Eita Otoya

    Eita Otoya

    Eita Otoya is a contender of Blue Lock

    Eita Otoya
    c.ai

    Lights out in the Blue Lock dorms meant silence, darkness, and the slow hum of exhausted breathing echoing between walls.

    For most people. For you, it meant war.

    A war waged not with fists or words or ego-fueled soccer matches—but with ice-cold hands and one overly affectionate nuisance named Eita Otoya.

    You heard him before you saw him. A familiar creak of the door. A too-careful shuffle of socked feet on the wooden floor.

    Then the whisper of cloth as your futon dipped under another weight.

    You didn’t move. Not yet. You’d learned that reacting gave him power. But you knew what came next.

    There was a pause—like always—just long enough for you to almost convince yourself he’d rolled in by mistake, maybe to grab something, maybe to say something dumb and leave.

    Then. Two freezing hands slid right under your shirt and pressed flat against your back. You jolted so hard you nearly took the futon with you.

    He laughed. Soft. Pleased. Completely unapologetic.

    You writhed in silence, trying to shove him away without making a sound. His hands only chased you, slipping up your sides, evil and relentless, like his entire purpose in life was to make you suffer.

    He laughed again.

    The kind of laugh only a childhood best friend could get away with—the one that meant he knew exactly how annoying he was being and had zero plans to stop.

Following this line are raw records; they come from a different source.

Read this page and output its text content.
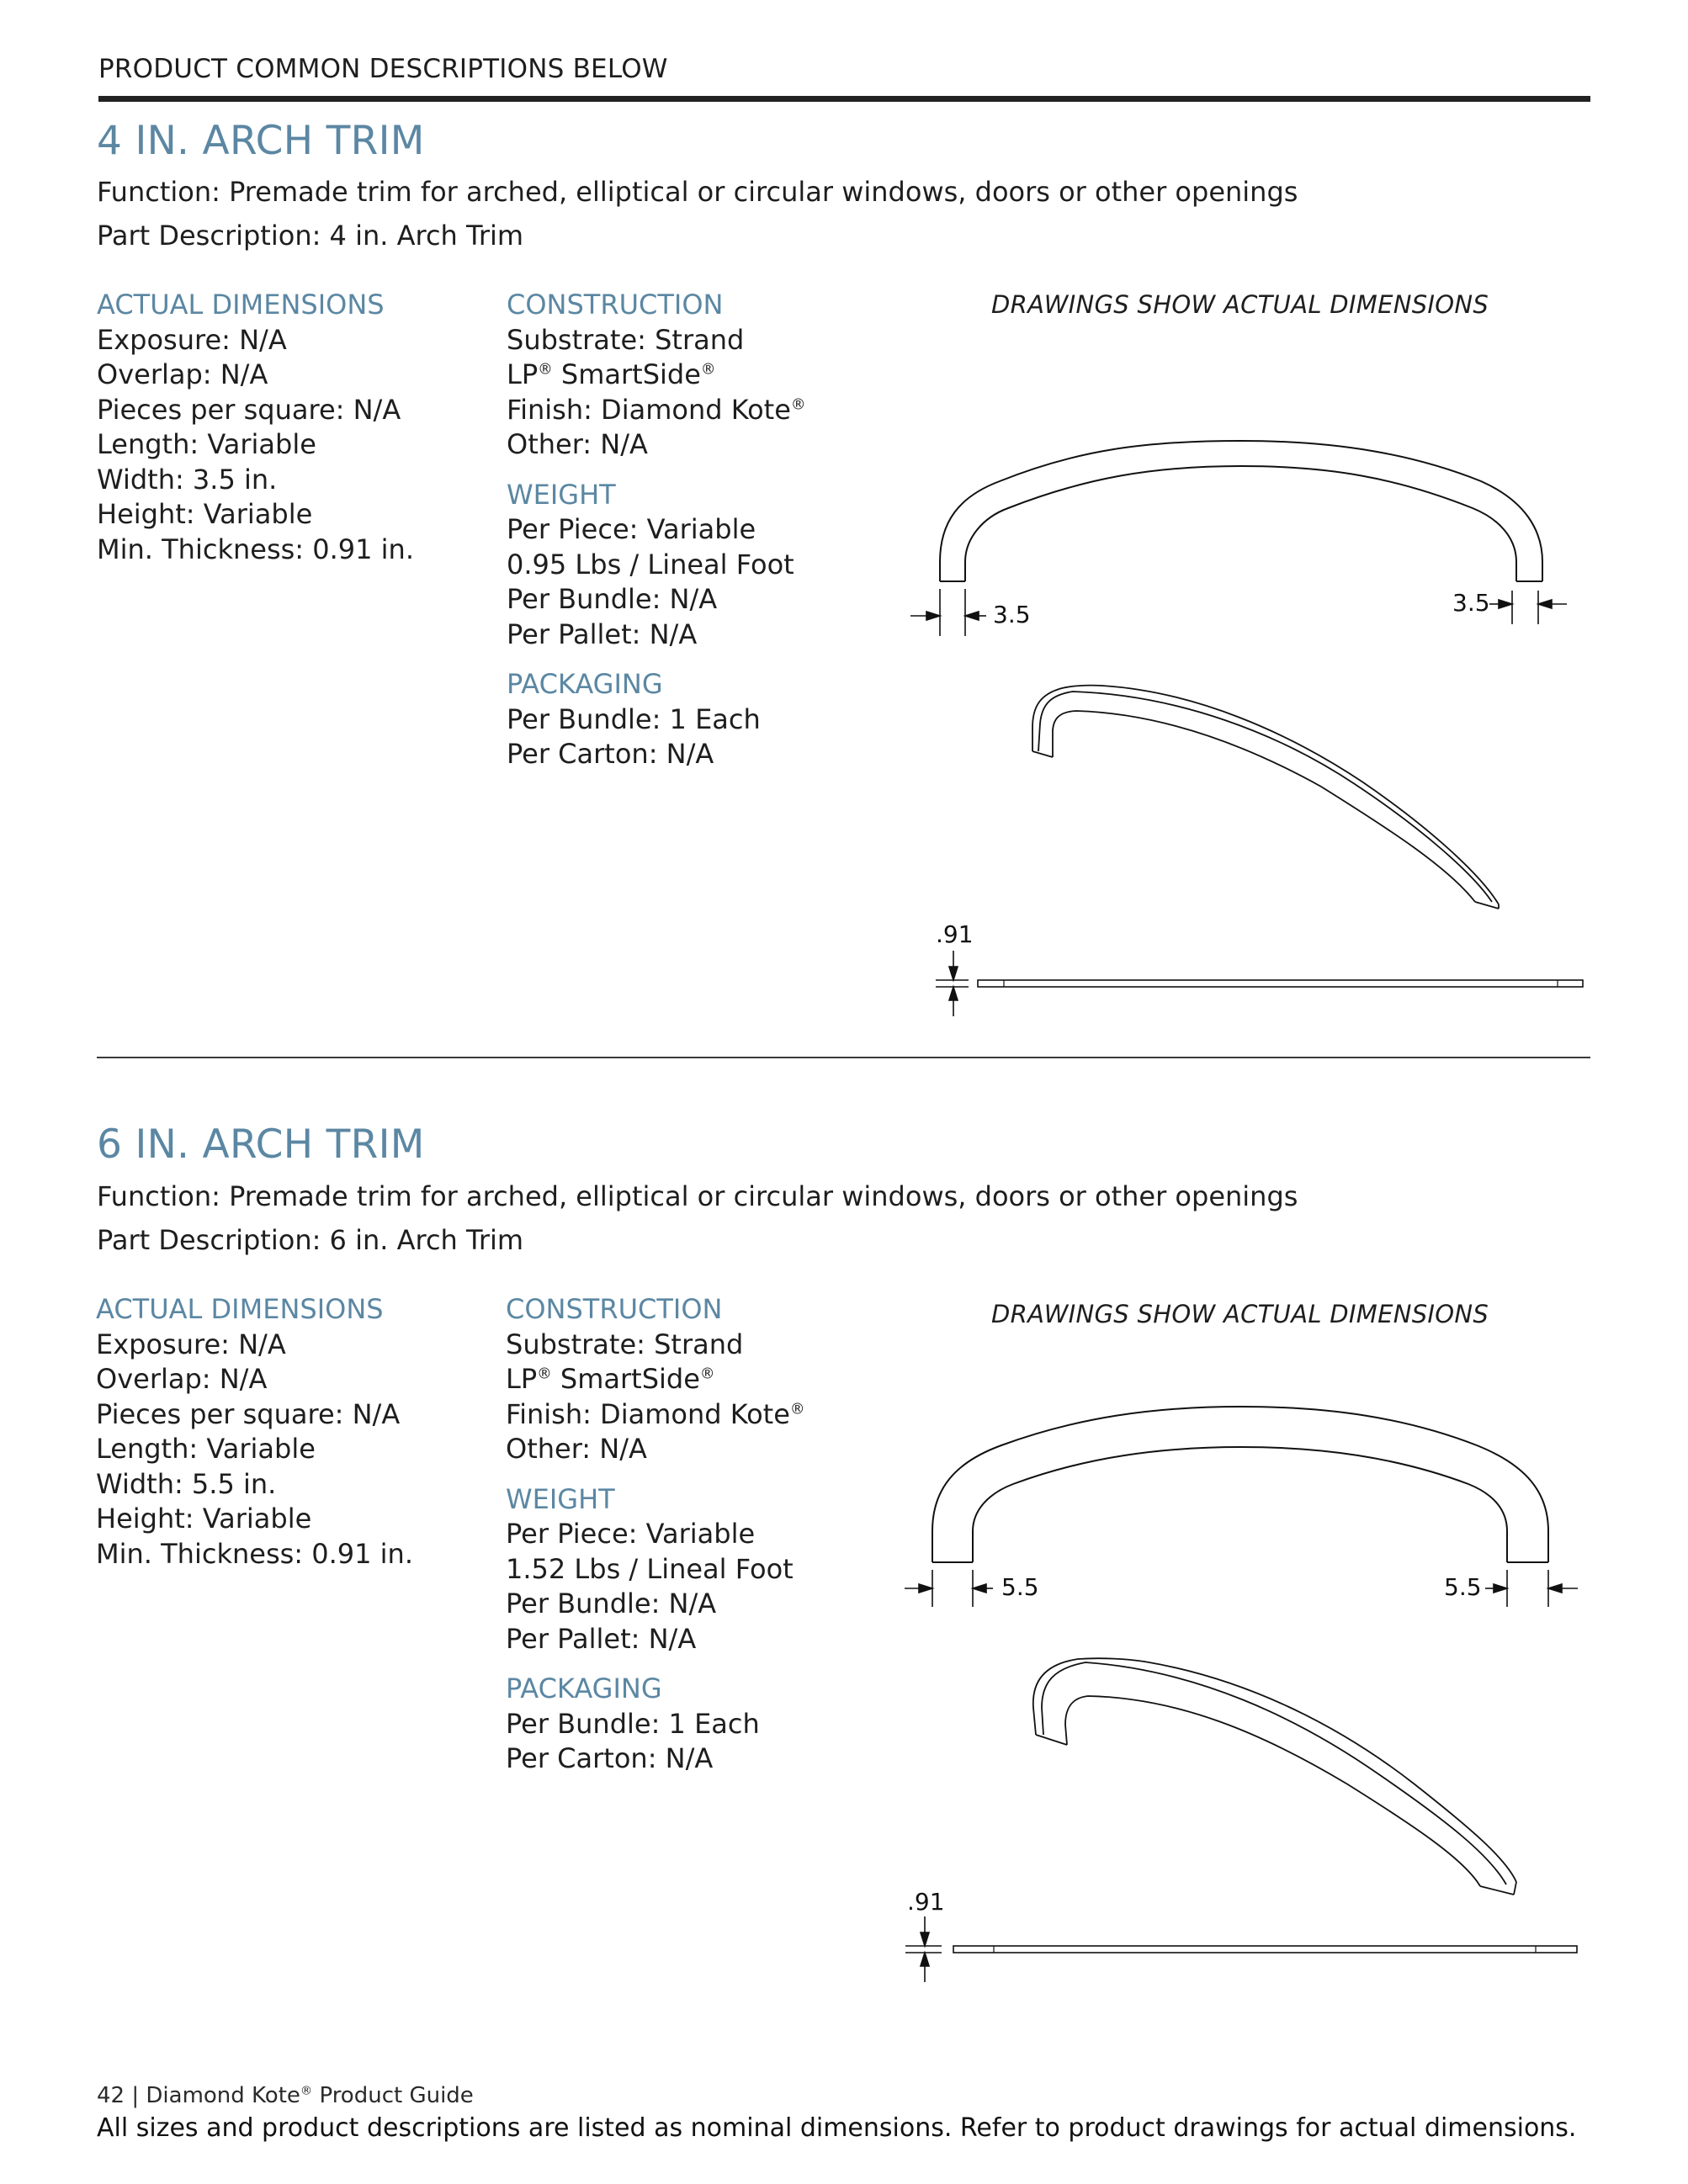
PRODUCT COMMON DESCRIPTIONS BELOW
4 IN. ARCH TRIM
Function: Premade trim for arched, elliptical or circular windows, doors or other openings
Part Description: 4 in. Arch Trim
ACTUAL DIMENSIONS
Exposure: N/A
Overlap: N/A
Pieces per square: N/A
Length: Variable
Width: 3.5 in.
Height: Variable
Min. Thickness: 0.91 in.
CONSTRUCTION
Substrate: Strand
LP® SmartSide®
Finish: Diamond Kote®
Other: N/A
WEIGHT
Per Piece: Variable
0.95 Lbs / Lineal Foot
Per Bundle: N/A
Per Pallet: N/A
PACKAGING
Per Bundle: 1 Each
Per Carton: N/A
DRAWINGS SHOW ACTUAL DIMENSIONS
3.5	3.5
.91
6 IN. ARCH TRIM
Function: Premade trim for arched, elliptical or circular windows, doors or other openings
Part Description: 6 in. Arch Trim
ACTUAL DIMENSIONS
Exposure: N/A
Overlap: N/A
Pieces per square: N/A
Length: Variable
Width: 5.5 in.
Height: Variable
Min. Thickness: 0.91 in.
CONSTRUCTION
Substrate: Strand
LP® SmartSide®
Finish: Diamond Kote®
Other: N/A
WEIGHT
Per Piece: Variable
1.52 Lbs / Lineal Foot
Per Bundle: N/A
Per Pallet: N/A
PACKAGING
Per Bundle: 1 Each
Per Carton: N/A
DRAWINGS SHOW ACTUAL DIMENSIONS
5.5	5.5
.91
42 | Diamond Kote® Product Guide
All sizes and product descriptions are listed as nominal dimensions. Refer to product drawings for actual dimensions.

    His hands weren’t just cold. They were weaponized. Eita Otoya had always been a menace.

    When you were kids, he used to drop ice cubes down your back in the summer.

    He’d sneak up behind you after washing his hands in freezing water and slap them onto your cheeks, just to watch you squirm.

    Back then, he’d pretend it was innocent. Now, he didn’t even bother pretending.

    He shifted closer under the blanket, legs tangling with yours, one arm slipping around your waist as if you hadn’t just tried to elbow him in the ribs.

    His cold fingers stayed pressed against your stomach, splayed wide, leeching heat from your skin.

    He hummed. Content. Infuriating. And way too comfortable. You tried to roll away. He followed. A human shadow.

    “I’m cold,” he whispered, muffled against the crook of your neck, voice full of fake sorrow. He wasn’t.

    You could feel the warmth radiating off him now. He was just using you like a personal heating pad. Again.

    You pinched his forearm through the blanket. He didn’t flinch. Just laughed again—soft and boyish and smug—and tightened his hold.

    You gave up trying to move. It never worked. He was too tall, too stubborn, and he had no sense of personal space.

    None.

    Eventually, his breathing evened out. The mischief in his fingers faded. His hands, now warm, stayed still against your skin. That was how it always ended.

    With you lying stiff and grumbling in silence, and Eita curled up around you like some overgrown cat who refused to sleep in his own damn bed.